Cotton or polyester?

Given that materials such as nylon and polyester are plastics, derived from petroleum, and that the world is facing a major challenge in reducing the scourge of plastic pollution, there is a clear need to reduce their consumption or do without them. Until the end of the 20th century, polyester was a minor player compared to cotton, the king of traditional textiles. But in the 21st century, this synthetic fibre has accounted for virtually all the explosive growth of fast fashion; it now makes up 65% of the total, compared to cotton’s  21%. Every year, some 342 million barrels of oil are used to manufacture synthetic fibres. In 2015, polyester production generated more than 706 billion kg of CO2e; a polyester T-shirt produces 5.5 kilos of CO2e, compared to 2.1 kilos for a cotton T-shirt.

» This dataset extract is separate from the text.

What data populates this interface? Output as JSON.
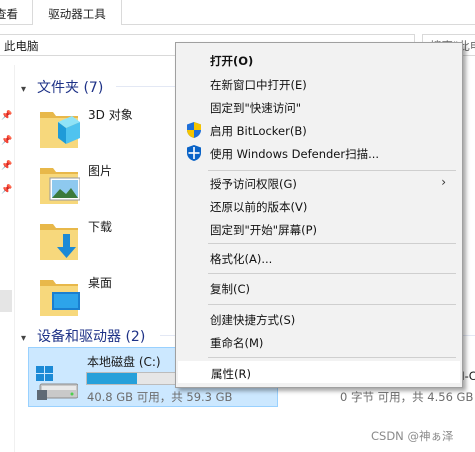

BBVA-OpenMind-Yanes-Ropa y cambio climatico 3 El poliéster ha asumido prácticamente todo el crecimiento explosivo de la fast fashion; hoy supone el 65% del total, frente a un 21% del algodón. Crédito: Lucas Hoang
Polyester has accounted for virtually all the explosive growth of fast fashion; it now makes up 65% of the total, compared to cotton’s  21%. Credit: Lucas Hoang

This being the case, the conclusion might seem obvious: abandon synthetic fibres and return to cotton. Unfortunately, the problem is not that simple, and the disappearance of the Aral Sea, once the world’s fourth largest lake in the former Soviet Union, began to dry up in the 1960s when the rivers that fed it were diverted to irrigate fields. Today it is a desert with scattered small lakes, and the main culprit is cotton, a thirsty crop; it takes about 3,000 litres of water to make one cotton shirt. This huge impact is compounded by the occupation of land and the use of pesticides and fertilisers, which add to cotton’s environmental bill.